Consolidate your debts into one loan or an interest free credit card, and pay as much of the debt off as you can while the terms last. Switch to another interest free card once it ends, or to a personal loan with a lower interest rate. Make extra repayments if you have any money to spare, to reduce the length of the debt and therefore the amount of interest you'll pay. If you have an offset account you can access the extra funds if you ever need them in an emergency.
Saving for a home will take longer when you have debt but don't completely deprive yourself trying to get ahead or you'll be more likely to binge spend. Natasha Stewart, co-founder of the finance website Mum CFO's, says hard-core saving isn't sustainable. "Emotions play a huge role in saving money," she says. "Allow yourself to enjoy happy treats along the way. It could be the difference between lasting the distance or not."
Try a personal budgeting company
Some families manage to stay up to date with bills and rent payments, but struggle to save. A good budgeting company will be able to figure out a way for all of the family expenses to be covered and allocate some money for savings too. They can also re-calculate your budget if there are any changes, such as when taking parental leave, or when unexpected expenses come in.
Budgeting companies do charge monthly fees but they can be minimal, especially when you consider the fees for late bill payments and how late payments can affect your credit rating. David suggests you should avoid companies that charge an establishment fee, though. "What's the point in being out of pocket before you even start?" he says.
Cull your outgoings
Use comparison services to make sure you're getting the lowest possible rates on utilities and insurance. Bundle services to receive a discount with some providers. See if you can reduce the money you spend on your bills in any other ways.
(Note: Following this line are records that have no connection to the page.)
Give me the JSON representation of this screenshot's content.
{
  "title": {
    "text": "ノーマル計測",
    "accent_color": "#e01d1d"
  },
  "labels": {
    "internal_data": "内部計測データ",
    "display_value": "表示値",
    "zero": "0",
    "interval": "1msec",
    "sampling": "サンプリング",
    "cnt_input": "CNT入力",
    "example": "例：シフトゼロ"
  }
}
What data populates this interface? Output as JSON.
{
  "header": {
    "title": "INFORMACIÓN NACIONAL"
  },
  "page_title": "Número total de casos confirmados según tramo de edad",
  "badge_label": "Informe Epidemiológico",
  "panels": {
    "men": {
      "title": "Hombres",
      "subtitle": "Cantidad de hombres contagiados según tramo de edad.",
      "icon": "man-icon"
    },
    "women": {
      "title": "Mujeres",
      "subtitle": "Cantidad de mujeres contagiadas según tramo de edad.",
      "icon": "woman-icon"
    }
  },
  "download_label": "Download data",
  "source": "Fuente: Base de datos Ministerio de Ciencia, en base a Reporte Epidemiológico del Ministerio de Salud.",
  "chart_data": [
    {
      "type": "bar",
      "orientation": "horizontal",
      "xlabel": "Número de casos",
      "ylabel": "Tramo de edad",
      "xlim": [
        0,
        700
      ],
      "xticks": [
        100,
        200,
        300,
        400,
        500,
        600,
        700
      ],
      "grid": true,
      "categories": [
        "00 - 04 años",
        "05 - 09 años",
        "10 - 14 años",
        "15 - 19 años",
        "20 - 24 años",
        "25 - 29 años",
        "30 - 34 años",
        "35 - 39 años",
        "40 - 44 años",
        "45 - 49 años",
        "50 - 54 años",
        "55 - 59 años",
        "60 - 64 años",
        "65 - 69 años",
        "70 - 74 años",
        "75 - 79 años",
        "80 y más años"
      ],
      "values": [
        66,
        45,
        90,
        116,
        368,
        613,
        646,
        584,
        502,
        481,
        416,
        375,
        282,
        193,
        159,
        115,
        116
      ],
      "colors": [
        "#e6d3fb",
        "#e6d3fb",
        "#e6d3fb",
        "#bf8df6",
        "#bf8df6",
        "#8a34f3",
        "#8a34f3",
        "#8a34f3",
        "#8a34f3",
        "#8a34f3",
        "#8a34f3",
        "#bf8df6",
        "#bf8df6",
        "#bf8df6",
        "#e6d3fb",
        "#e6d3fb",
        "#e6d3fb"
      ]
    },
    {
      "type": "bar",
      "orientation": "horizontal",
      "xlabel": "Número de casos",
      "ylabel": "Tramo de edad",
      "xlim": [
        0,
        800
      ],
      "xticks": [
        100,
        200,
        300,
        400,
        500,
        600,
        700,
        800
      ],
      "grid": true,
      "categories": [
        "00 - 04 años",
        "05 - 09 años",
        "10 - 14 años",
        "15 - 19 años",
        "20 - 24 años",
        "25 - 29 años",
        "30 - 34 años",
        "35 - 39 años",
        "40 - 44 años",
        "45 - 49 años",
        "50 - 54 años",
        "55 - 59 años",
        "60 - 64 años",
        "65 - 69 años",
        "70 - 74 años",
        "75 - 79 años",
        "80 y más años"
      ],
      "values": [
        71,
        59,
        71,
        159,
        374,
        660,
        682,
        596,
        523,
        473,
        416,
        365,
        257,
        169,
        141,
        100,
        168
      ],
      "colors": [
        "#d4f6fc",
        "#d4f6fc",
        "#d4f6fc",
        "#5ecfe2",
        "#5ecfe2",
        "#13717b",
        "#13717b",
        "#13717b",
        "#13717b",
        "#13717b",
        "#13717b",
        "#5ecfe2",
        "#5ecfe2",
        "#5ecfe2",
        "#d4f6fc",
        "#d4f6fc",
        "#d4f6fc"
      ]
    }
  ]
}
For example, all the new live streaming TV services, such as Netflix, are much cheaper than a Foxtel subscription.
Shop around for a high interest savings account as well. When you're saving large amounts of money you need to make sure you're getting the best possible interest rate.
Save towards an investment, rather than a home
If you're saving for a home in an expensive suburb, it's likely it will take longer to build a deposit. If you're saving to buy an investment such as a unit, in a suburb that is more affordable, while renting in the suburb you want to live instead, you may be able to buy sooner. It does mean you'll be renting for longer but it also means you'll have some equity and still be close to work and your children's schools.
"With interest rates at record lows, we're starting to see lots of potential buyers purchasing an investment property before an owner-occupied property," says Jessica. "Make sure it's located in a suburb that has proven itself to be a strong performer in terms of growth and low vacancy rates."
"There's nothing wrong with renting a property to live in and investing in one to generate income and capital growth," Peter agrees. "Your time horizon should be at least 5 to 7 years for the property to ride out the typical property cycle and enabling you to come out ahead."